Alternative fabrication

“The project was so difficult that life after tapestry seems boring. It took many years of research and testing to figure out how to fabricate the tapestry,” says Osinski. “We tried all sorts of systems, researching companies that could create what we were looking for, and ultimately decided we had to create our own system of fabrication of the actual tapestry.” The end result is a fabrication system that utilizes a unique combination of novel computer programming, innovative automated equipment and proprietary fabrication technology.

Osinski says, “Exhaustive testing proved that the resulting product is extremely durable and will last for well over 150 years without any notable damage. We fabricated all 600 stainless steel panels for the Eisenhower Memorial tapestry at our factory in Los Angeles, Calif. The process for creating a tapestry begins with the desired tapestry image. We then split this image into layers and render each layer into a wire pattern using our custom software. The layers are welded together with stainless steel braided wire using our CNC machine fabrication system to produce the final tapestry.” 


“Part of the purpose of the Eisenhower Memorial was to show how a ‘boy from the wrong side of the tracks’ could rise to become the president of the United States,” says Osinski. After many attempts to depict this, including the scene of the Kansas plains of Eisenhower’s boyhood, he began using software developed to manipulate photos of the peaceful coast of Normandy to try to reproduce an idealized context of the president’s World War II experience. Osinski explains, “But the realistic photo sketches I kept trying didn’t work; they were overwhelmingly complicated to fabricate and became too opaque. I concluded that it would be better if Frank made a more abstract drawing of the coastline.”
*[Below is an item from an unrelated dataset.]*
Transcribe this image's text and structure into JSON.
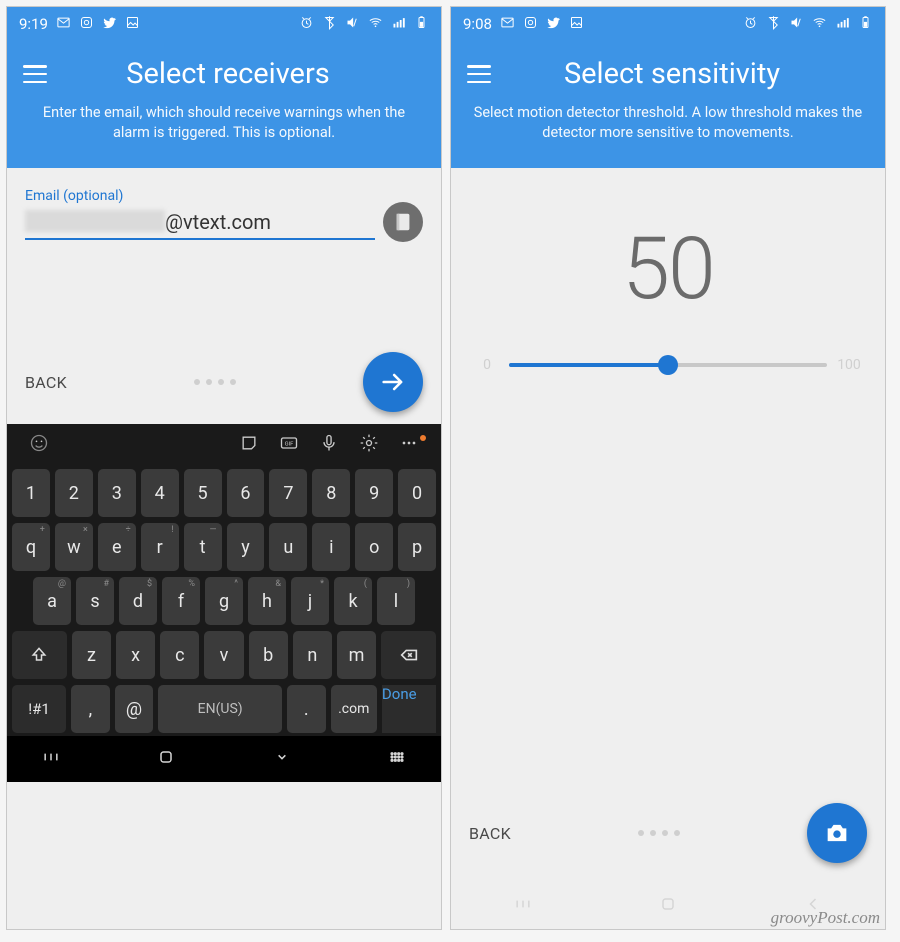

Another challenge, according to Osinski, was placing the tapestry on the site in such a way that it was not overwhelmed by its backdrop, the Education Building. The orientation of the sun angles needed to be taken into consideration, so the use of the opaque jacquard weaving method would not work.
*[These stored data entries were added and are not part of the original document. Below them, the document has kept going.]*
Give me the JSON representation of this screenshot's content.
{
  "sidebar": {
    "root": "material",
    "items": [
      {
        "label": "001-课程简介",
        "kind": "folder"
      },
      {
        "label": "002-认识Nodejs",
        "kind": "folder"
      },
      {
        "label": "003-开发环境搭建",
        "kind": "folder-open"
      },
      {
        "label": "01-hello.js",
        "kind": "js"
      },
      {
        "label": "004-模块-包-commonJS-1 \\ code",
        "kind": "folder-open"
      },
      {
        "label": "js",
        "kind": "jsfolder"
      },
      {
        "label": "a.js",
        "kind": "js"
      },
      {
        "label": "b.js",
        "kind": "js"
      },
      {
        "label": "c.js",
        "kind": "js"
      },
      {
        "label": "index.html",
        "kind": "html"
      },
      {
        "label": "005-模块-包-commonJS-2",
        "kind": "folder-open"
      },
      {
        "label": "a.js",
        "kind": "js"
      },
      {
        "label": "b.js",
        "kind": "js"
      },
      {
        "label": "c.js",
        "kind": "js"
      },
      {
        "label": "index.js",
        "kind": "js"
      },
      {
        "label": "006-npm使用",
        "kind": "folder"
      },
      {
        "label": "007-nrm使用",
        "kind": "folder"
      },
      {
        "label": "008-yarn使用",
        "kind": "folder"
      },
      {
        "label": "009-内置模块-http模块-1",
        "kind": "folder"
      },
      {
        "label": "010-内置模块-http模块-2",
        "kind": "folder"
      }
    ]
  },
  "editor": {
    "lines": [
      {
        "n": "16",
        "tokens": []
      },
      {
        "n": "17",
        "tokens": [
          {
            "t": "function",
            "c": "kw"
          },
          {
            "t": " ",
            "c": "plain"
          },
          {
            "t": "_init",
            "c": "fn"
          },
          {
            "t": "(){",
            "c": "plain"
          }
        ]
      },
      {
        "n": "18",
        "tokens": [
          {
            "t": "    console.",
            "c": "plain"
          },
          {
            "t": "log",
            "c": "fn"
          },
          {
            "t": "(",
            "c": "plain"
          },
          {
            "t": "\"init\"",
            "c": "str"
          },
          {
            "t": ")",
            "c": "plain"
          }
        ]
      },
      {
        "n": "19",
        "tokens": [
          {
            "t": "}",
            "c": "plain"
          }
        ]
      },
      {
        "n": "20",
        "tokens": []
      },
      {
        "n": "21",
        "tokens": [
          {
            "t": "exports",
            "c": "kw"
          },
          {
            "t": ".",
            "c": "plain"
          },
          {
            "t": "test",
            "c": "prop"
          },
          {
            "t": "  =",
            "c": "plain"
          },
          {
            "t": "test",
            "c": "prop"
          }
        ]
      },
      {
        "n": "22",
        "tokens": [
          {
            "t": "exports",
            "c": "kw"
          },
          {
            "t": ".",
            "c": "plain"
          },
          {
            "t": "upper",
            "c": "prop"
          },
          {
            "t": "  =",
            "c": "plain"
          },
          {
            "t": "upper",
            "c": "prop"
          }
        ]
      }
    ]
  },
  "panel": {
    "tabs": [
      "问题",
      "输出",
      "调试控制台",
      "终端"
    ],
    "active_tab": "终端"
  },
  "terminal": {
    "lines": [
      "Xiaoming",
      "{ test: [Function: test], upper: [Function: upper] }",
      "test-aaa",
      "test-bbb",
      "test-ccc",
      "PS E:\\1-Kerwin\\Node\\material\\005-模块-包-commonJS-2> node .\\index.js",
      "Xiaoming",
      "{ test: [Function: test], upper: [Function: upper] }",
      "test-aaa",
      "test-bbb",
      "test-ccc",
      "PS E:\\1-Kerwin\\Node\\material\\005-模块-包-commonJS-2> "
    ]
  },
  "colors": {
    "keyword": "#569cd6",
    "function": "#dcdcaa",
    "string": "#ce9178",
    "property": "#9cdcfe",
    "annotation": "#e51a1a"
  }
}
Once the image was set and the fabrication method refined, production went full force to complete and install all 600 panels. Installation was deftly carried out by Pfeifer FabriTec Structures using a method of clipping the panels to a stainless-steel taut grid hung from a structural cross channel that connects the tops of the six columns. A compressed completion schedule wrapped up in time for a scheduled May 8 dedication on the 75th anniversary of Victory in Europe Day. However, due to the coronavirus pandemic, the ceremony was postponed to Sept. 17.

A New York Times article recently quoted David Eisenhower, the president’s grandson, about the finished memorial: “In hindsight, it shouldn’t be surprising that the effort to settle on a memorial design aroused discussion and controversy. There were differing opinions as to what an Eisenhower memorial should ‘say,’ and many differing opinions as to design.” After the revisions, he says he was satisfied with the final outcome and sees Gehry as the right choice all along. 

Bruce N. Wright, FAIA, is an architect and consultant to architects. He is a senior instructor at Dunwoody College of Technology and frequent contributor to IFAI publications.

SIDEBAR: ‘No pressure’ fabrication

Photo: Pfeifer FabriTec Structures.

Artist and architect Tomas Osinski used braided stainless steel for the Eisenhower Memorial. He says there are three factors to consider: electrical power (or current), the pressure at which the weld is performed and the duration of time it is applied to the metal. “We found that to do what we wanted to do, you need maximum power for a minimum of time with zero pressure. We learned that you don’t fight the material!”